El lunes de la semana pasada, Irán firmó un acuerdo para administrar el uranio, bajo la supervisión de Brasil y Turquía, fuera de la Organización de Energía Atómica. En las fotos del encuentro, El primer ministro turco, Recep Tayyip Erdogan, el presidente de Brasil, Luiz Inacio Lula da Silva, y el presidente de Irán, Mahmoud Ahmadinejad, se abrazan y festejan.
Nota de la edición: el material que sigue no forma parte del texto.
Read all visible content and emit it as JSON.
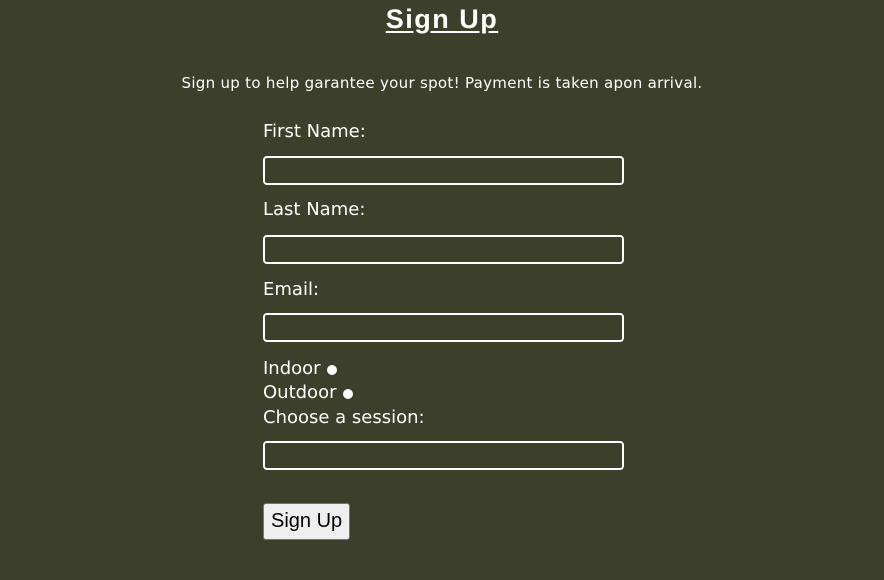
{
  "page": {
    "title": "Sign Up",
    "intro": "Sign up to help garantee your spot! Payment is taken apon arrival."
  },
  "form": {
    "first_name_label": "First Name:",
    "first_name_value": "",
    "last_name_label": "Last Name:",
    "last_name_value": "",
    "email_label": "Email:",
    "email_value": "",
    "indoor_label": "Indoor",
    "outdoor_label": "Outdoor",
    "session_label": "Choose a session:",
    "session_value": "",
    "submit_label": "Sign Up"
  },
  "colors": {
    "background": "#3c3f29",
    "text": "#ffffff",
    "button_bg": "#efefef"
  }
}
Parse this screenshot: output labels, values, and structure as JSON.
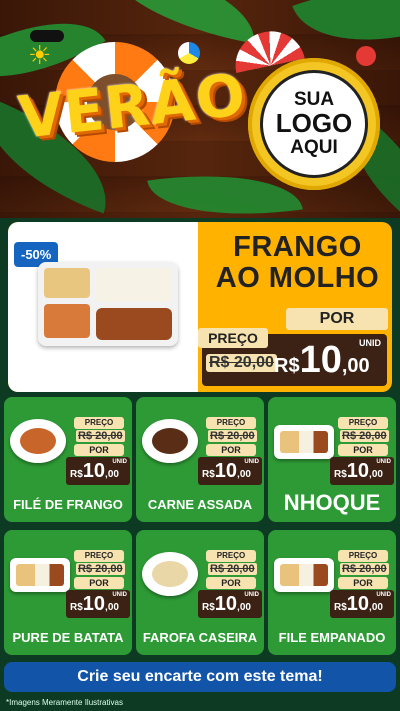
{
  "header": {
    "title": "VERÃO",
    "logo_placeholder": [
      "SUA",
      "LOGO",
      "AQUI"
    ]
  },
  "featured": {
    "discount": "-50%",
    "name_line1": "FRANGO",
    "name_line2": "AO MOLHO",
    "price_label": "PREÇO",
    "old_price": "R$ 20,00",
    "por_label": "POR",
    "currency": "R$",
    "new_price_int": "10",
    "new_price_cents": ",00",
    "unit": "UNID"
  },
  "products": [
    {
      "name": "FILÉ DE FRANGO",
      "price_label": "PREÇO",
      "old_price": "R$ 20,00",
      "por_label": "POR",
      "currency": "R$",
      "new_price_int": "10",
      "new_price_cents": ",00",
      "unit": "UNID"
    },
    {
      "name": "CARNE ASSADA",
      "price_label": "PREÇO",
      "old_price": "R$ 20,00",
      "por_label": "POR",
      "currency": "R$",
      "new_price_int": "10",
      "new_price_cents": ",00",
      "unit": "UNID"
    },
    {
      "name": "NHOQUE",
      "price_label": "PREÇO",
      "old_price": "R$ 20,00",
      "por_label": "POR",
      "currency": "R$",
      "new_price_int": "10",
      "new_price_cents": ",00",
      "unit": "UNID"
    },
    {
      "name": "PURE DE BATATA",
      "price_label": "PREÇO",
      "old_price": "R$ 20,00",
      "por_label": "POR",
      "currency": "R$",
      "new_price_int": "10",
      "new_price_cents": ",00",
      "unit": "UNID"
    },
    {
      "name": "FAROFA CASEIRA",
      "price_label": "PREÇO",
      "old_price": "R$ 20,00",
      "por_label": "POR",
      "currency": "R$",
      "new_price_int": "10",
      "new_price_cents": ",00",
      "unit": "UNID"
    },
    {
      "name": "FILE EMPANADO",
      "price_label": "PREÇO",
      "old_price": "R$ 20,00",
      "por_label": "POR",
      "currency": "R$",
      "new_price_int": "10",
      "new_price_cents": ",00",
      "unit": "UNID"
    }
  ],
  "cta": {
    "label": "Crie seu encarte com este tema!"
  },
  "footer": {
    "note": "*Imagens Meramente Ilustrativas"
  },
  "colors": {
    "accent_orange": "#ffb300",
    "card_green": "#2d9a35",
    "price_brown": "#3b2214",
    "cta_blue": "#1254a8",
    "discount_blue": "#1565c0"
  }
}
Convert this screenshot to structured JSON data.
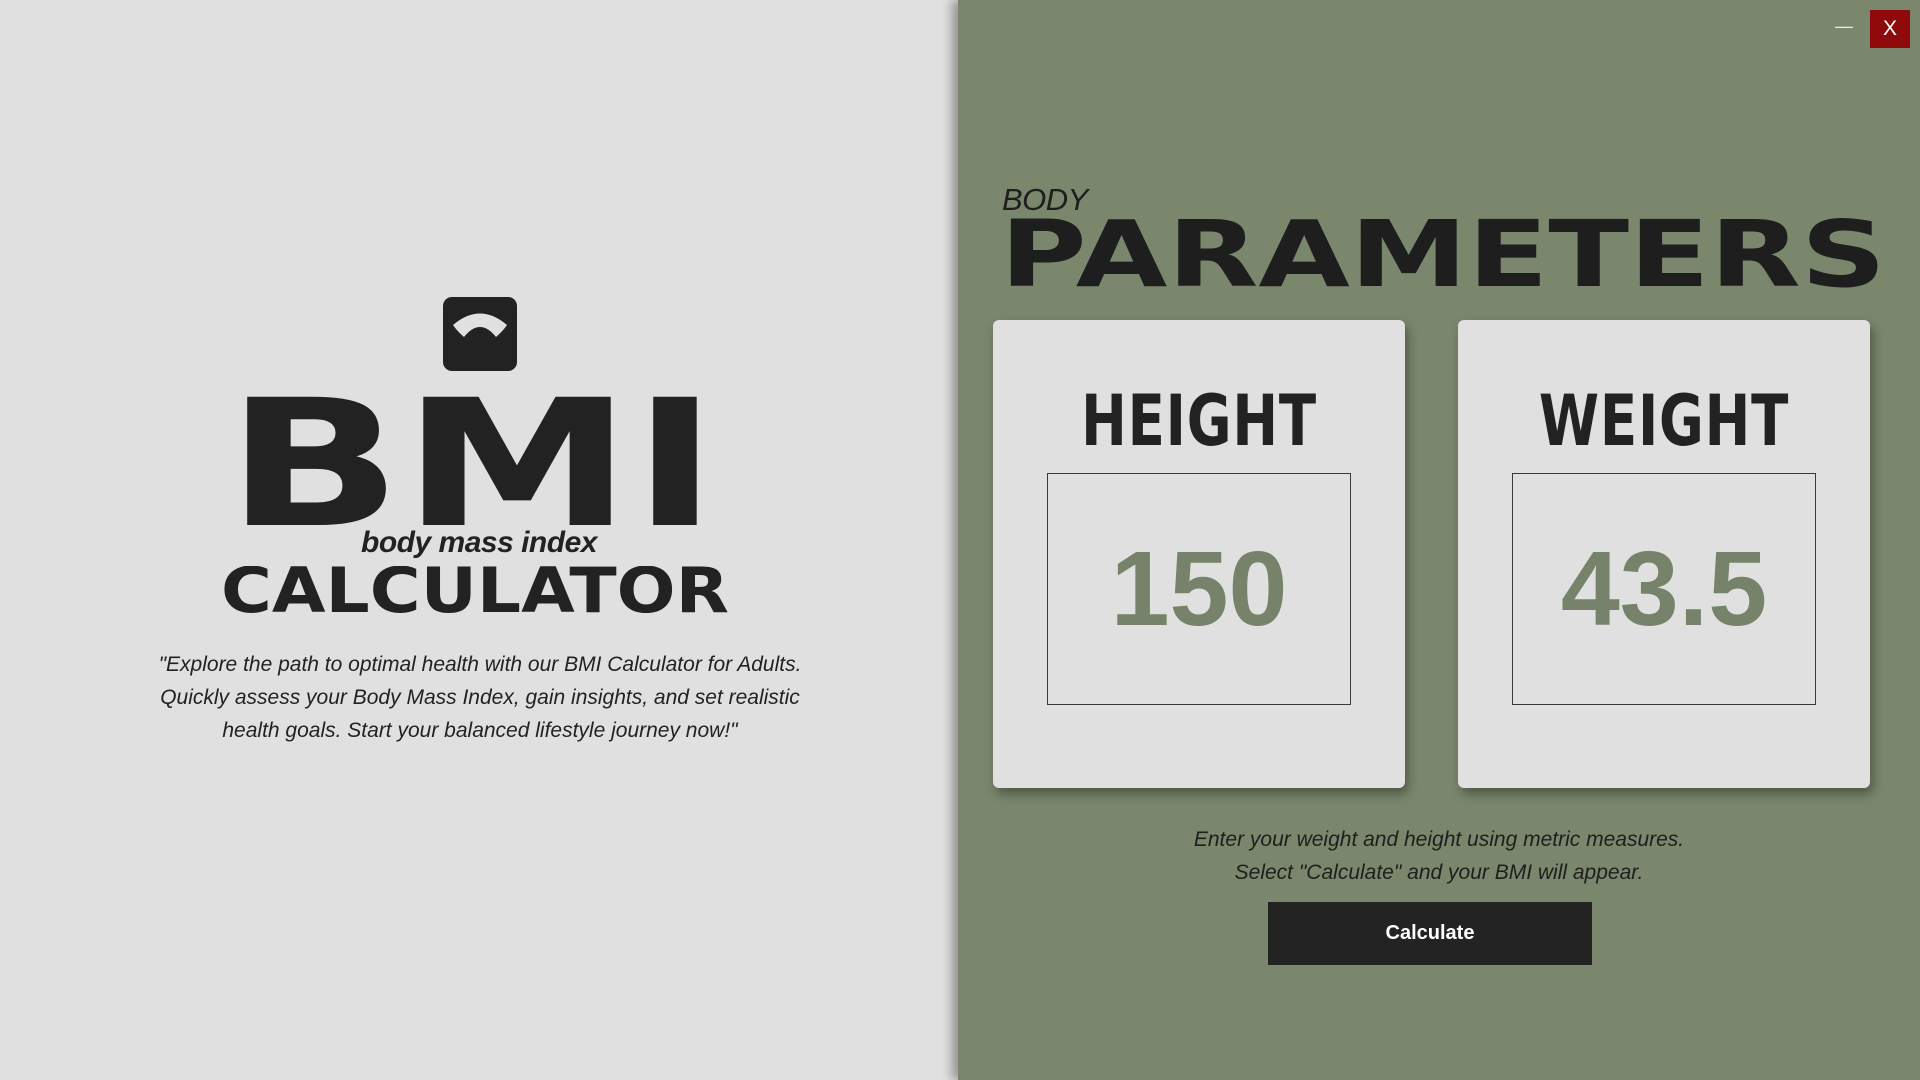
{
  "left": {
    "logo_text": "BMI",
    "subtitle": "body mass index",
    "calculator_word": "CALCULATOR",
    "tagline_lines": [
      "\"Explore the path to optimal health with our BMI Calculator for Adults.",
      "Quickly assess your Body Mass Index, gain insights, and set realistic",
      "health goals. Start your balanced lifestyle journey now!\""
    ],
    "icon": "bathroom-scale-icon"
  },
  "window": {
    "minimize_label": "—",
    "close_label": "X",
    "close_color": "#8f0b0b"
  },
  "right": {
    "body_label": "BODY",
    "title": "PARAMETERS",
    "height_card": {
      "title": "HEIGHT",
      "value": "150"
    },
    "weight_card": {
      "title": "WEIGHT",
      "value": "43.5"
    },
    "instructions_lines": [
      "Enter your weight and height using metric measures.",
      "Select \"Calculate\" and your BMI will appear."
    ],
    "calculate_label": "Calculate"
  },
  "colors": {
    "left_background": "#e0e0e0",
    "right_background": "#7a876c",
    "accent_value": "#76836a",
    "dark": "#222222"
  }
}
A lo largo de la semana, las cancillerías de los países que han seguido el tema han expresado sus dudas y resquemores sobre el Acuerdo suscrito. El Presidente Obama y el Canciller francés hicieron públicas sus reservas sobre el resultado del mismo. El Portavoz del Gobierno Alemán señaló también que ningún acuerdo podría sustituir el régimen necesario entre Irán y la Agencia Nuclear Internacional.

Los principales periódicos de las capitales occidentales han criticado el acuerdo y el foco de preocupación se desarrolla sobre el Presidente Lula y su Cancillería. El Washington Post y el New York Times han sido los más críticos de la respuesta de Obama y los Estados Unidos a la política regional, uniendo el problema con la respuesta hacia gobiernos como el de Hugo Chávez.

Sin embargo, con el Acuerdo sobre la mesa, los miembros del Consejo de Seguridad, donde son miembros Brasil y Turquía han propuesto nuevas sanciones, desconociendo la acción de estos dos países. Ya Irán anunció que si se aprueban nuevas sanciones, abandonará el Acuerdo firmado bajo el amparo de estos países y continuaran su programa nuclear, sin supervisión internacional.

Pero dejemos el juego iraní a un lado. Veamos un poco a los nuevos dos actores. En el caso de Turquía, la comunidad internacional está en deuda con este país que defiende el secularismo islamista y la estabilidad de la región. De tal forma, que buscar mayor atención de la ONU, es comprensible. Brasil, por otro lado, continúa con su agenda de líder mundial, que espera su lugar permanente en el Consejo de Seguridad. Sin embargo, los resultados no parecen halagadores. El papel de Brasilia en la crisis hondureña aún no se soluciona del todo, con la demanda ante la Corte Internacional de Justicia. Y el juego de Irán es un juego que está condenado de antemano al fracaso.

Ya la comunidad internacional ha invertido demasiado en solucionar el problema del programa nuclear de Irán, el riesgo que representa para los países vecinos y para toda la región. Solo un fracaso inmediato de este plan, le dará margen de maniobra a la diplomacia brasileña. A largo plazo, todos los participantes, incluido Brasil van a perder.